Eating as if you are meeting your target body weight means your diet is automatically sustainable. As we mentioned earlier, sustainability is the key to success .
How to avoid a drop in NEAT
Instead, Dan can set a target body weight to do better, Schuler and Aragon explain:
Let’s say Dan started out with a specific goal of 216 pounds – an ambitious but realistic loss of 24 pounds, which is 10 percent of his starting weight. Let’s say he gave himself six months to get there, instead of getting there by accident in just six weeks. Let’s say he started out on a diet that’s precisely calculated to maintain his target weight after reaching it.
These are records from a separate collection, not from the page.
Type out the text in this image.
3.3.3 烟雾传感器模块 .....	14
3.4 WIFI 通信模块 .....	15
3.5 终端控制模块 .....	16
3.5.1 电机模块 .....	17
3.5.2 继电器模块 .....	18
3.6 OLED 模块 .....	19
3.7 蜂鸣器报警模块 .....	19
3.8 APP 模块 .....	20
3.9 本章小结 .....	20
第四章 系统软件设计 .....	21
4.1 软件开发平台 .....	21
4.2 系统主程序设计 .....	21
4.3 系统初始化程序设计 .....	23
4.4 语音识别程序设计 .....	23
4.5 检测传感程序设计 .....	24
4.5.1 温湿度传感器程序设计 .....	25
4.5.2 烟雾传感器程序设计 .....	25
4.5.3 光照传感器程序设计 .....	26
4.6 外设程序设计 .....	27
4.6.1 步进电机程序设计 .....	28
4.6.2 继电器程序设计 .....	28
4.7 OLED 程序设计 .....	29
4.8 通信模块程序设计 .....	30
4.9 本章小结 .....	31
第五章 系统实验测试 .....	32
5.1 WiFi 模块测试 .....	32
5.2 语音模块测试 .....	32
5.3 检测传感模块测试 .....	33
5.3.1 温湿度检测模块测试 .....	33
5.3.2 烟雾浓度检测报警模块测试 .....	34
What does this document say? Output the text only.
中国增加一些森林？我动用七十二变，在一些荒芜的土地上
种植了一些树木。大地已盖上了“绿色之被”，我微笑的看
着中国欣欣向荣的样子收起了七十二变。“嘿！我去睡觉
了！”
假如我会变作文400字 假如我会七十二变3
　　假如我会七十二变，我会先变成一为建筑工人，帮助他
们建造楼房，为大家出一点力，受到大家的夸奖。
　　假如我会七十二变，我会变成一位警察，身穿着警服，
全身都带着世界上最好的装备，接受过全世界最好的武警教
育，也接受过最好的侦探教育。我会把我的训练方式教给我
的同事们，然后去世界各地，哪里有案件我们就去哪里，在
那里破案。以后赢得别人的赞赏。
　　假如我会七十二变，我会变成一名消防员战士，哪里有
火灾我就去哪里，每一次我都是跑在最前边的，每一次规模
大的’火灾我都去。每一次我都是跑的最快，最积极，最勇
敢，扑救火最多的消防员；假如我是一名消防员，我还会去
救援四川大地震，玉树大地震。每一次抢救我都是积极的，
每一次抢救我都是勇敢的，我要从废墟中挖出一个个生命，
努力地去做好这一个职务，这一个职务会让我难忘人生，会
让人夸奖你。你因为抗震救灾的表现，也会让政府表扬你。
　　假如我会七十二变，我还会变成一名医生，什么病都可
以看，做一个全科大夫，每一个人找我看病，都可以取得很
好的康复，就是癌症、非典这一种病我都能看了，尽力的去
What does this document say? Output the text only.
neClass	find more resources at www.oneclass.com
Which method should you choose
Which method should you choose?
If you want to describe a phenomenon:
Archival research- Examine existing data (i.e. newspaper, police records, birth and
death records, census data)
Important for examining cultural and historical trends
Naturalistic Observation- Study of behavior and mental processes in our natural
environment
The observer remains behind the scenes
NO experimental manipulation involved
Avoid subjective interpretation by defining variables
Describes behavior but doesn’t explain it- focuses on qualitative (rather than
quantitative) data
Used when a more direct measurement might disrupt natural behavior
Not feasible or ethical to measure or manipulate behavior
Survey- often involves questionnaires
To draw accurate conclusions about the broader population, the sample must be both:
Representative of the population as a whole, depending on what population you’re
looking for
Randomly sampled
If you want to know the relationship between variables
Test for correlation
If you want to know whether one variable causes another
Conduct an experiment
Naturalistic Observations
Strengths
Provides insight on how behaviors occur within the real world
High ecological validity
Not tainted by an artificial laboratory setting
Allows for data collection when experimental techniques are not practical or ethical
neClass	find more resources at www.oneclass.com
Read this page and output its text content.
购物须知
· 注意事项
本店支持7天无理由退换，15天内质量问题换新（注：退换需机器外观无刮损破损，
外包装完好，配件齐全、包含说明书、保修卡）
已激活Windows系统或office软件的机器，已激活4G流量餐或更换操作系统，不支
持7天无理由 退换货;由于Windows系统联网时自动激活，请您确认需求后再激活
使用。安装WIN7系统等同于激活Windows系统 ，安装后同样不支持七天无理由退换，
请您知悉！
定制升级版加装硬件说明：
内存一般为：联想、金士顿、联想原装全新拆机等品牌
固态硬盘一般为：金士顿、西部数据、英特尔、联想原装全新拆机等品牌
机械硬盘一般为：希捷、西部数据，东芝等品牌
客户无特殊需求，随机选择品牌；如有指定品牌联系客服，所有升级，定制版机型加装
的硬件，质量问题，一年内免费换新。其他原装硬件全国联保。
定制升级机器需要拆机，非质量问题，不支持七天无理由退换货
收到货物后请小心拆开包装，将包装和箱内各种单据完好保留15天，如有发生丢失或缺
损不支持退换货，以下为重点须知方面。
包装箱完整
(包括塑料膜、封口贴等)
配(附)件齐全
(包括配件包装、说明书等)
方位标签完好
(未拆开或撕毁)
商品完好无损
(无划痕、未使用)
Weight loss will not be linear; Dan would probably start to lose a few pounds a week and end up losing less than a pound a week. But once he reaches 216 pounds, there is a big chance that he will stay there. His metabolism will adapt to his target weight as he gets closer to it. Would Dan be happy with £ 216? We hope so. A 10 percent drop is a big deal. Weight loss in the 2 to 5 percent range has been shown to help lower blood pressure, blood sugar, and triglycerides, which are part of metabolic syndrome. And there is nothing that would prevent him from losing weight even more. But before he can worry about losing more, he must meet goal # 1: make sure that the weight already lost remains lost.
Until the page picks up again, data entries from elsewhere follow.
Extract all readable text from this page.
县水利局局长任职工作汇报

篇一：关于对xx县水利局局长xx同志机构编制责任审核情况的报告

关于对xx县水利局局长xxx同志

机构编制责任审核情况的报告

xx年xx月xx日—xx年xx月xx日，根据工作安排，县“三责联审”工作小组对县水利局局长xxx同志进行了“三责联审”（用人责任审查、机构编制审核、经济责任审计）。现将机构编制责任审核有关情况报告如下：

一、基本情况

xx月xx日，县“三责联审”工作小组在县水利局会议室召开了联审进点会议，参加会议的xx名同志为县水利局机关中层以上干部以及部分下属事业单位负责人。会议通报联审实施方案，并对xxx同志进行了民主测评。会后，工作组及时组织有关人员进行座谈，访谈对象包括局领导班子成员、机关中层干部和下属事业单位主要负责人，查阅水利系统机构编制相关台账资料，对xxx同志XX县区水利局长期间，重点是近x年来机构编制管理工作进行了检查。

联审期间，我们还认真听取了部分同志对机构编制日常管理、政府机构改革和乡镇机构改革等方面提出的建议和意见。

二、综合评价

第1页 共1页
Creating a plan based on your target body weight
So how do we make a plan based on our target body weight?
- First, determine your target body weight and target body fat percentage.
- Insert these numbers into the calculator to determine how many calories you will maintain at your new body weight.
- Now set a realistic time frame to get there. Lou and Alan suggest giving yourself 6 months for every 10% of your body weight you want to lose.
Losing weight is only part of the battle; you also have to lose weight, and this is where many people fail because their diet has already let them down. If this is similar to your past weight loss experience, show a little compassion for yourself and then try again on a smarter schedule this time. By following the instructions above, you will be able to achieve a new body weight and maintain it permanently.